I've always hated having to correlate the mac address of wlanX with whats printed on the sticker of the device (if it is at all) to find out which adapter is which in kali. Turns out you can can create static entries that tie to the MAC address of the adapter. Below are the steps:
- Plug in your device, make sure it shows up in kali with ifconfig/iwconfig (probably as wlan1...)
- Note the MAC address of the alfa card (or w/e card you have)
- open /etc/udev/rules.d/70-persistent-net.rules and look for the entry corresponding to the MAC you noted. It should look something like this:
- # USB device 0x:0x (rt2800usb)
- SUBSYSTEM=="net", ACTION=="add", DRIVERS=="?*", ATTR{address}=="00:c0:ca:87:5b:27", ATTR{dev_id}=="0x0", ATTR{type}=="1", KERNEL=="wlan*", NAME="wlan1"

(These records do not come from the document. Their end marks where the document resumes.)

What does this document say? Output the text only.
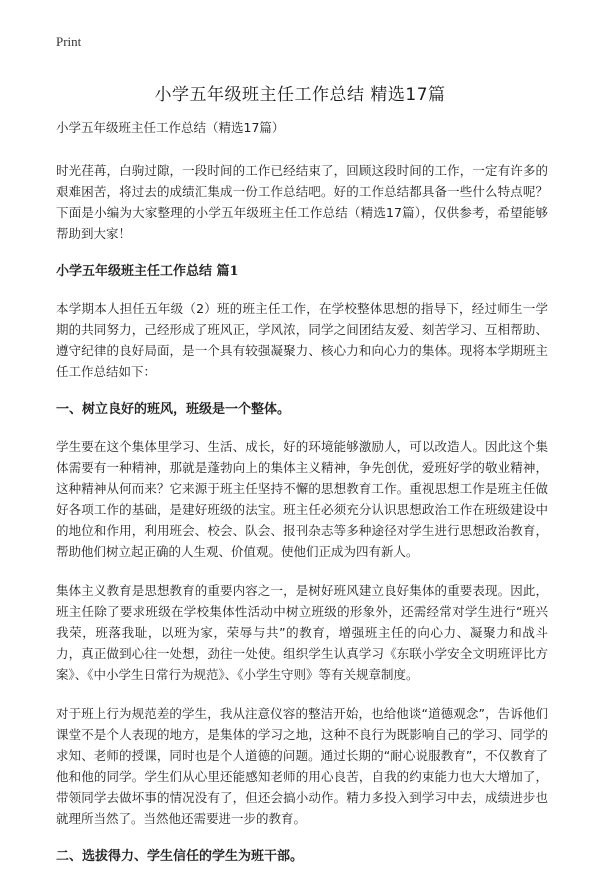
Print
小学五年级班主任工作总结 精选17篇

小学五年级班主任工作总结（精选17篇）

时光荏苒，白驹过隙，一段时间的工作已经结束了，回顾这段时间的工作，一定有许多的艰难困苦，将过去的成绩汇集成一份工作总结吧。好的工作总结都具备一些什么特点呢？下面是小编为大家整理的小学五年级班主任工作总结（精选17篇），仅供参考，希望能够帮助到大家！

小学五年级班主任工作总结 篇1

本学期本人担任五年级（2）班的班主任工作，在学校整体思想的指导下，经过师生一学期的共同努力，己经形成了班风正，学风浓，同学之间团结友爱、刻苦学习、互相帮助、遵守纪律的良好局面，是一个具有较强凝聚力、核心力和向心力的集体。现将本学期班主任工作总结如下：

一、树立良好的班风，班级是一个整体。

学生要在这个集体里学习、生活、成长，好的环境能够激励人，可以改造人。因此这个集体需要有一种精神，那就是蓬勃向上的集体主义精神，争先创优，爱班好学的敬业精神，这种精神从何而来？它来源于班主任坚持不懈的思想教育工作。重视思想工作是班主任做好各项工作的基础，是建好班级的法宝。班主任必须充分认识思想政治工作在班级建设中的地位和作用，利用班会、校会、队会、报刊杂志等多种途径对学生进行思想政治教育，帮助他们树立起正确的人生观、价值观。使他们正成为四有新人。

集体主义教育是思想教育的重要内容之一，是树好班风建立良好集体的重要表现。因此，班主任除了要求班级在学校集体性活动中树立班级的形象外，还需经常对学生进行“班兴我荣，班落我耻，以班为家，荣辱与共”的教育，增强班主任的向心力、凝聚力和战斗力，真正做到心往一处想，劲往一处使。组织学生认真学习《东联小学安全文明班评比方案》、《中小学生日常行为规范》、《小学生守则》等有关规章制度。

对于班上行为规范差的学生，我从注意仪容的整洁开始，也给他谈“道德观念”，告诉他们课堂不是个人表现的地方，是集体的学习之地，这种不良行为既影响自己的学习、同学的求知、老师的授课，同时也是个人道德的问题。通过长期的“耐心说服教育”，不仅教育了他和他的同学。学生们从心里还能感知老师的用心良苦，自我的约束能力也大大增加了，带领同学去做坏事的情况没有了，但还会搞小动作。精力多投入到学习中去，成绩进步也就理所当然了。当然他还需要进一步的教育。

二、选拔得力、学生信任的学生为班干部。
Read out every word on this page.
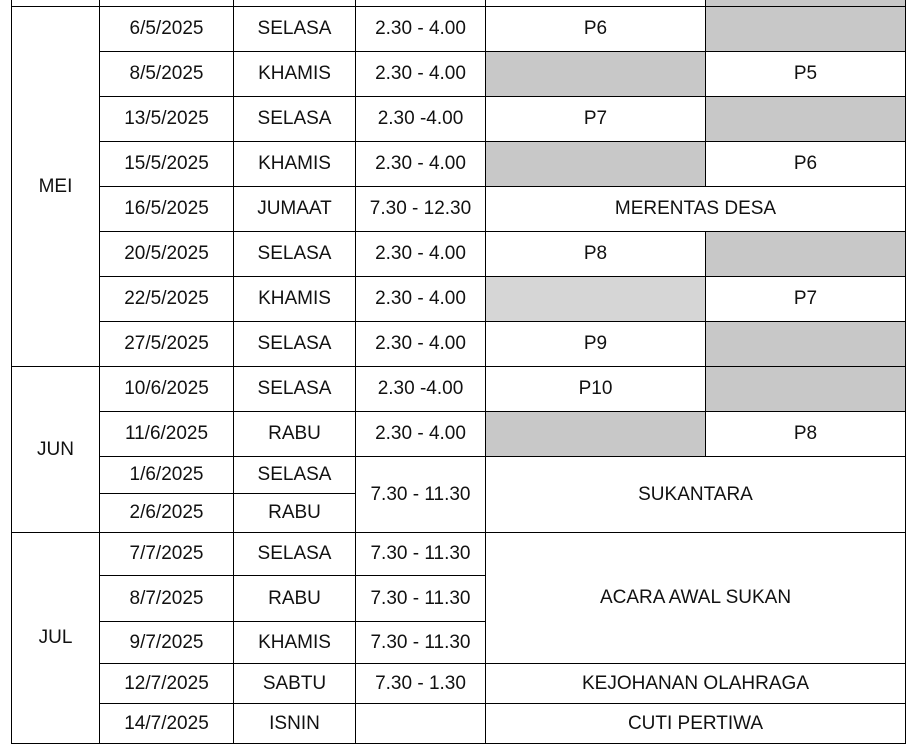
MEI	6/5/2025	SELASA	2.30 - 4.00	P6	
	8/5/2025	KHAMIS	2.30 - 4.00		P5
	13/5/2025	SELASA	2.30 -4.00	P7	
	15/5/2025	KHAMIS	2.30 - 4.00		P6
	16/5/2025	JUMAAT	7.30 - 12.30	MERENTAS DESA	
	20/5/2025	SELASA	2.30 - 4.00	P8	
	22/5/2025	KHAMIS	2.30 - 4.00		P7
	27/5/2025	SELASA	2.30 - 4.00	P9	
JUN	10/6/2025	SELASA	2.30 -4.00	P10	
	11/6/2025	RABU	2.30 - 4.00		P8
	1/6/2025	SELASA	7.30 - 11.30	SUKANTARA	
	2/6/2025	RABU			
JUL	7/7/2025	SELASA	7.30 - 11.30	ACARA AWAL SUKAN	
	8/7/2025	RABU	7.30 - 11.30		
	9/7/2025	KHAMIS	7.30 - 11.30		
	12/7/2025	SABTU	7.30 - 1.30	KEJOHANAN OLAHRAGA	
	14/7/2025	ISNIN		CUTI PERTIWA	
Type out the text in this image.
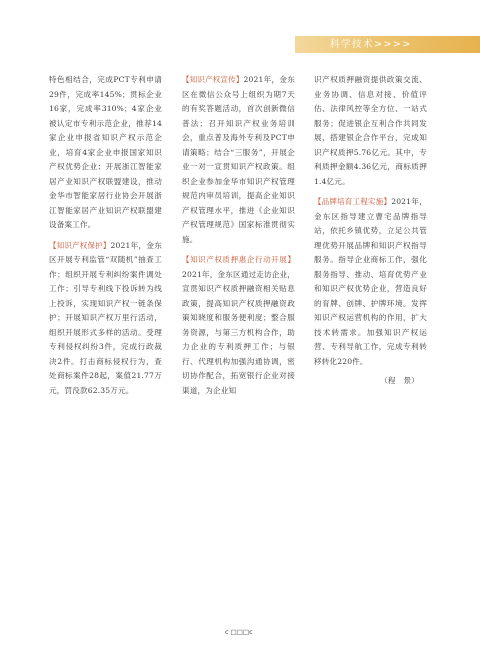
科学技术>>>>

特色相结合，完成PCT专利申请29件，完成率145%；贯标企业16家，完成率310%；4家企业被认定市专利示范企业，推荐14家企业申报省知识产权示范企业，培育4家企业申报国家知识产权优势企业；开展浙江智能家居产业知识产权联盟建设，推动金华市智能家居行业协会开展浙江智能家居产业知识产权联盟建设备案工作。

【知识产权保护】2021年，金东区开展专利监管“双随机”抽查工作；组织开展专利纠纷案件调处工作；引导专利线下投诉转为线上投诉，实现知识产权一链条保护；开展知识产权万里行活动，组织开展形式多样的活动。受理专利侵权纠纷3件，完成行政裁决2件。打击商标侵权行为，查处商标案件28起，案值21.77万元，罚没款62.35万元。

【知识产权宣传】2021年，金东区在微信公众号上组织为期7天的有奖答题活动，首次创新微信普法；召开知识产权业务培训会，重点普及海外专利及PCT申请策略；结合“三服务”，开展企业一对一宣贯知识产权政策。组织企业参加金华市知识产权管理规范内审员培训，提高企业知识产权管理水平，推进《企业知识产权管理规范》国家标准贯彻实施。

【知识产权质押惠企行动开展】2021年，金东区通过走访企业，宣贯知识产权质押融资相关贴息政策，提高知识产权质押融资政策知晓度和服务便利度；整合服务资源，与第三方机构合作，助力企业的专利质押工作；与银行、代理机构加强沟通协调，密切协作配合，拓宽银行企业对接渠道，为企业知

识产权质押融资提供政策交流、业务协调、信息对接、价值评估、法律风控等全方位、一站式服务；促进银企互利合作共同发展，搭建银企合作平台，完成知识产权质押5.76亿元。其中，专利质押金额4.36亿元，商标质押1.4亿元。

【品牌培育工程实施】2021年，金东区指导建立曹宅品牌指导站，依托乡镇优势，立足公共管理优势开展品牌和知识产权指导服务。指导企业商标工作，强化服务指导、推动、培育优势产业和知识产权优势企业，营造良好的育牌、创牌、护牌环境。发挥知识产权运营机构的作用，扩大技术转需求。加强知识产权运营、专利导航工作，完成专利转移转化220件。

（程　景）

c □□□c
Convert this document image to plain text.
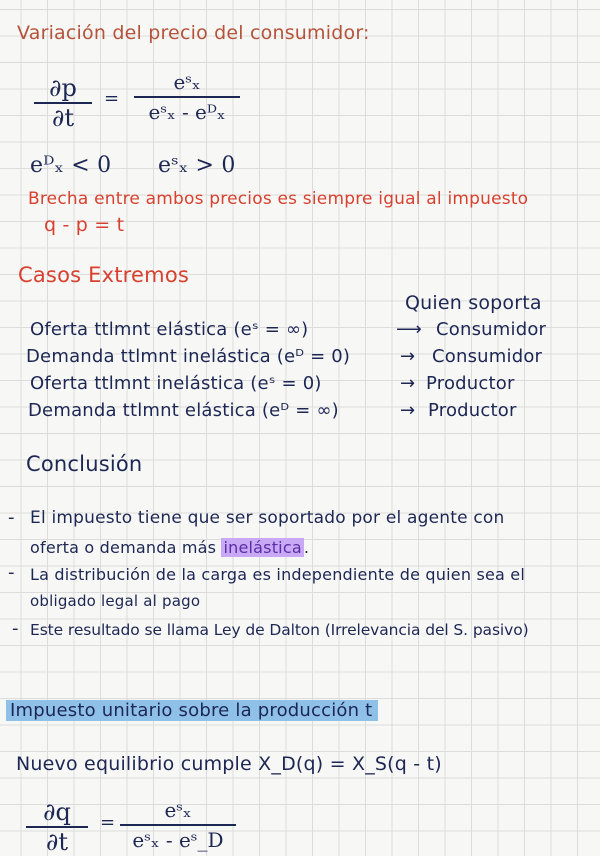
Variación del precio del consumidor:
∂p
∂t
=
eˢₓ
eˢₓ - eᴰₓ
eᴰₓ < 0 eˢₓ > 0
Brecha entre ambos precios es siempre igual al impuesto
q - p = t
Casos Extremos
Quien soporta
Oferta ttlmnt elástica (eˢ = ∞)	⟶ Consumidor
Demanda ttlmnt inelástica (eᴰ = 0)	→ Consumidor
Oferta ttlmnt inelástica (eˢ = 0)	→ Productor
Demanda ttlmnt elástica (eᴰ = ∞)	→ Productor
Conclusión
- El impuesto tiene que ser soportado por el agente con
oferta o demanda más inelástica .
- La distribución de la carga es independiente de quien sea el
obligado legal al pago
- Este resultado se llama Ley de Dalton (Irrelevancia del S. pasivo)
Impuesto unitario sobre la producción t
Nuevo equilibrio cumple X_D(q) = X_S(q - t)
∂q
∂t
=
eˢₓ
eˢₓ - eˢ_D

- change "wlan1" to "alfa1" or whatever naming scheme you want, save the file
- unplug, replug
- dmesg should say:
- [ 1341.218253] systemd-udevd[2381]: renamed network interface wlan0 to alfa1
- repeat with your next wifi adapter
That's it. You're basically just editing it's udev entry to have a different name. This persisted past several reboots and recognizes multiple different cards plugged in at once. You can use these new names exactly the same way as the old ones:
# iwconfig alfa1
alfa1 IEEE 802.11abgn ESSID:off/any
Mode:Managed Access Point: Not-Associated Tx-Power=20 dBm
Retry short limit:7 RTS thr:off Fragment thr:off
Encryption key:off
Power Management:off
I took a label maker I had laying around and printed out "alfa1, alfa2, tpl1, etc" and stuck them to the adapters themselves. Now I can find which adapter I need just by glancing at the spaghetti mess of wires and adapters.